Отцовская пачкотня всюду осыпается, облезает, отклеивается. На первом
этаже каждую зиму из земли (хоть дом и стоит на холме) поднимается влага; даже
на втором этаже картины просто-напросто рассыпаются. Ударь кулаком — и куски
штукатурки и краски отпадут, полетят на пол. Понятия не имею, кому в итоге
достанется вся эта мазня и кто будет за ней ухаживать; Кольменарес,
судя по всему, дом себе не оставит, а перепродаст, ободрав меня и следующего
покупателя как липку, но, наверно, этим кто-нибудь да займется. Или же позовет
какого-нибудь пачкуна, чтоб хоть как-то
отреставрировал, а может, велит отбить, вот и вся недолга. Хотя если Кольменарес найдет на дом покупателя, тот вряд ли заинтересуется
засохшим виноградником (я поглядел на него из окна — а когда-то тут был
цветущий сад!), или полуистлевшими занавесками, или стенами из высушенного на
солнце кирпича; уж скорее его заинтересует отцовская мазня.
Тяжело дыша, я
спустился вниз и в левом нижнем углу той картины, где старик пожирает ребенка,
увидел еще одну подпись, я ее проглядел, когда избавлялся от всего остального,
— не понимаю, как мог ее не заметить. Я вытащил из карманчика жилетки свой
старенький ножик, подарок деда, позолота на нем почти вся сошла, и одним
движением отковырнул кусок гипса с надписью: Javier Goya y Bayeu, pintor[8], а
потом на всякий случай растоптал его каблуком, чтобы ничего нельзя было
разобрать. И вышел. Кольменарес уже поднимался по
косогору, в расстегнутом сюртуке; увидев меня, приложил руку к цилиндру.
[1] В 1819 г.
Франсиско Гойя купил в окрестностях Мадрида поместье с домом, известным как Дом
Глухого (Quinta del Sordo). В 1874 г., уже после смерти Гойи, по заказу
французского банкира Фредерика Эмиля д’Эрлангера
испанский художник Сальвадор Кубельс приступил к
переносу картин со штукатурки на полотно. Процесс занял несколько лет, многие
картины пострадали. Сейчас полотна выставлены в музее Прадо.
[2] Описание
картины “Сатурн, пожирающий своего сына”. (Здесь
и далее, кроме специально оговоренных случаев, — прим. перев.)
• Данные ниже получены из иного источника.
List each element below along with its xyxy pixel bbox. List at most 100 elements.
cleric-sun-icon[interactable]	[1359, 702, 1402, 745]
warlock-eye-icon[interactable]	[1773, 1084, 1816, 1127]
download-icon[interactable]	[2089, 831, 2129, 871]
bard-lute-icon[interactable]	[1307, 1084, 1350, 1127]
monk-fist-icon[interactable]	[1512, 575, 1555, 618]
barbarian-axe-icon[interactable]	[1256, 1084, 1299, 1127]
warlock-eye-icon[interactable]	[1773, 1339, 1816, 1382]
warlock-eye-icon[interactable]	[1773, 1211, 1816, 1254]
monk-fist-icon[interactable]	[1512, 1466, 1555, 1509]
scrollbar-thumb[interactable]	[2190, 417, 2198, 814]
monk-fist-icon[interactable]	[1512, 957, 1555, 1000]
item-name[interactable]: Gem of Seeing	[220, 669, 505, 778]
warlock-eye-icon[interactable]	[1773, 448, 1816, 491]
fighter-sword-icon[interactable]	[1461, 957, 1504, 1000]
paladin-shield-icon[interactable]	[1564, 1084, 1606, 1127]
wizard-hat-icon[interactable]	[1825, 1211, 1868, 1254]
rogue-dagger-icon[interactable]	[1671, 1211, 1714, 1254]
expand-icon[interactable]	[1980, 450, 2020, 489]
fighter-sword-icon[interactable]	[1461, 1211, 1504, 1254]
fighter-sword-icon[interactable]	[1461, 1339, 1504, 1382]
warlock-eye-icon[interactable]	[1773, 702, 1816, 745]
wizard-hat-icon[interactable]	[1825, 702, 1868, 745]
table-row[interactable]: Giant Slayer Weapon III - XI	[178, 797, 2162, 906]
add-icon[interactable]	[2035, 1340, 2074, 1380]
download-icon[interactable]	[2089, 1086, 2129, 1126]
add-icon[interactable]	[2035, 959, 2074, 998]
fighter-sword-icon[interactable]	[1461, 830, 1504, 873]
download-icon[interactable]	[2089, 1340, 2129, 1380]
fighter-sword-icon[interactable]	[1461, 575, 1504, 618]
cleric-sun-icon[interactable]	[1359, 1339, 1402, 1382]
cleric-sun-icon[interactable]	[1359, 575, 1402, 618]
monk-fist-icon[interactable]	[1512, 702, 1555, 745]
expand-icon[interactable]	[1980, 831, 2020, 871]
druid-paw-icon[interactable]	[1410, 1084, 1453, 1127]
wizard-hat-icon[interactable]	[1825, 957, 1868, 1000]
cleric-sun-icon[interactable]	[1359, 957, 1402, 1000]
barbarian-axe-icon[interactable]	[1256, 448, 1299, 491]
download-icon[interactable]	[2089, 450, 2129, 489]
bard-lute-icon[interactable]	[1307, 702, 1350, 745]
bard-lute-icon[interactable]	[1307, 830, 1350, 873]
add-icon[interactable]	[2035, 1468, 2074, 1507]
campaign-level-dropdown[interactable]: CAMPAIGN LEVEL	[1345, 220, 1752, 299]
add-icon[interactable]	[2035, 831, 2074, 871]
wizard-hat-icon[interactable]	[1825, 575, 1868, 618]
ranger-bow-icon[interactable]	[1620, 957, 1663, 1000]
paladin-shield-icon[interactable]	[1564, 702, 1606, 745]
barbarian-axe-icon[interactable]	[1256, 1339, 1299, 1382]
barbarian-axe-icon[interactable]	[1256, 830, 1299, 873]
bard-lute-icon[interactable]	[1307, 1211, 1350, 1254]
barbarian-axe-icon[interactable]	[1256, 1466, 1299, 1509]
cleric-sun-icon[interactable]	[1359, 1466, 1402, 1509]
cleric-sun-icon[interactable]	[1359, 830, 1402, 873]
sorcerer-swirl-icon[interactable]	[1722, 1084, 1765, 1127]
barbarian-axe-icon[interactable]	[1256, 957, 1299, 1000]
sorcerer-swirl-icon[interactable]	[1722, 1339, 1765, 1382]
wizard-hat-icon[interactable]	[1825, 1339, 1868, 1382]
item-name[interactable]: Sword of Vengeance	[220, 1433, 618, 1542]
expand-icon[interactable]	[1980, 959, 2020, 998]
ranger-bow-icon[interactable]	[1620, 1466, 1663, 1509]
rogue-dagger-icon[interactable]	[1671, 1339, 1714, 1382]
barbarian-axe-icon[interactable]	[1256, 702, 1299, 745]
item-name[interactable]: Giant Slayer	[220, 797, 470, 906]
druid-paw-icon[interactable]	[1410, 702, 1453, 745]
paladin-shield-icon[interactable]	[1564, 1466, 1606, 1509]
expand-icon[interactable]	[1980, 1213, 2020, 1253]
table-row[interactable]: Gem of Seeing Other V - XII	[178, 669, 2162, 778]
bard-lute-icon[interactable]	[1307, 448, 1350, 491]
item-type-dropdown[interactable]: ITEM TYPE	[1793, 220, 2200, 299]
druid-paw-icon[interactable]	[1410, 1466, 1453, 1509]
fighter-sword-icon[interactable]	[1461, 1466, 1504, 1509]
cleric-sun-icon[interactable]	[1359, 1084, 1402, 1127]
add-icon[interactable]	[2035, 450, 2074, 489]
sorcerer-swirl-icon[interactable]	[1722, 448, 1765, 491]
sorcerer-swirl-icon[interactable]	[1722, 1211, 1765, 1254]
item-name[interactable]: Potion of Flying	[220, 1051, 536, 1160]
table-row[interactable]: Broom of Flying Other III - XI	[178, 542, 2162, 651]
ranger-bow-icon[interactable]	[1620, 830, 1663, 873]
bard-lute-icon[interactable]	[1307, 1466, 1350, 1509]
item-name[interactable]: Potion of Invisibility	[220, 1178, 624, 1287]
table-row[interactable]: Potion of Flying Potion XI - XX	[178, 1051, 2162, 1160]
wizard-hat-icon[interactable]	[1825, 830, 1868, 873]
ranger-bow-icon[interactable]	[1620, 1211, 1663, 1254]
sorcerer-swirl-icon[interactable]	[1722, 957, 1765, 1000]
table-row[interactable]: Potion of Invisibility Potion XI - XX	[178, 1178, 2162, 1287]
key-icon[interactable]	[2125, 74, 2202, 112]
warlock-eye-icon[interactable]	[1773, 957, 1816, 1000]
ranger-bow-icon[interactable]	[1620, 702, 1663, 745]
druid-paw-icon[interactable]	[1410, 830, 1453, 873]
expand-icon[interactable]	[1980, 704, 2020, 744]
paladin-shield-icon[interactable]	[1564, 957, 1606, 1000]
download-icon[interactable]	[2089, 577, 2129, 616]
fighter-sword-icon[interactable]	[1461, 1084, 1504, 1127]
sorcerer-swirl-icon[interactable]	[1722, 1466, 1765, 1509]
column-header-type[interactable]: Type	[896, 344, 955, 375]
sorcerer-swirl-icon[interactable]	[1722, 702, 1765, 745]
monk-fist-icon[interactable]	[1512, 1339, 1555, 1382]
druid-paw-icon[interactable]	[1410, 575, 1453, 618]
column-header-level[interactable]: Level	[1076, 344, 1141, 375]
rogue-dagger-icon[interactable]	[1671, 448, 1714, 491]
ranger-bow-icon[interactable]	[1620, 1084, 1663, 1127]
[3] Сарсуэла (исп.) — музыкально-драматический жанр, сочетающий вокальные выступления, диалоги и танцы; близок к оперетте. (Прим. автора.)
[4] Имеются в виду картины “Юдифь” и “Шабаш ведьм”. Тут и далее автором указано первоначальное расположение мрачных картин на первом этаже в Доме Глухого.
[5] Имеются в виду
картины “Паломничество к источнику Сан-Исидро” и
“Фантастическое видение”.
[6]
“Пустите
детей и не препятствуйте им приходить ко Мне, ибо таковых есть Царство
Небесное”. Евангелие от Матфея. 19:14.
[7]
Антонио де
Бругада (1804-1863) — испанский художник
романтического направления. Эмигрировал во Францию из политических соображений.
Считалось, что Бругада после смерти Гойи по просьбе
его сына Хавьера провел каталогизацию полотен живописца, однако последние
исследования искусствоведов ставят это под сомнение.
[8] Хавьер Гойя-и-Байеу, художник (исп.).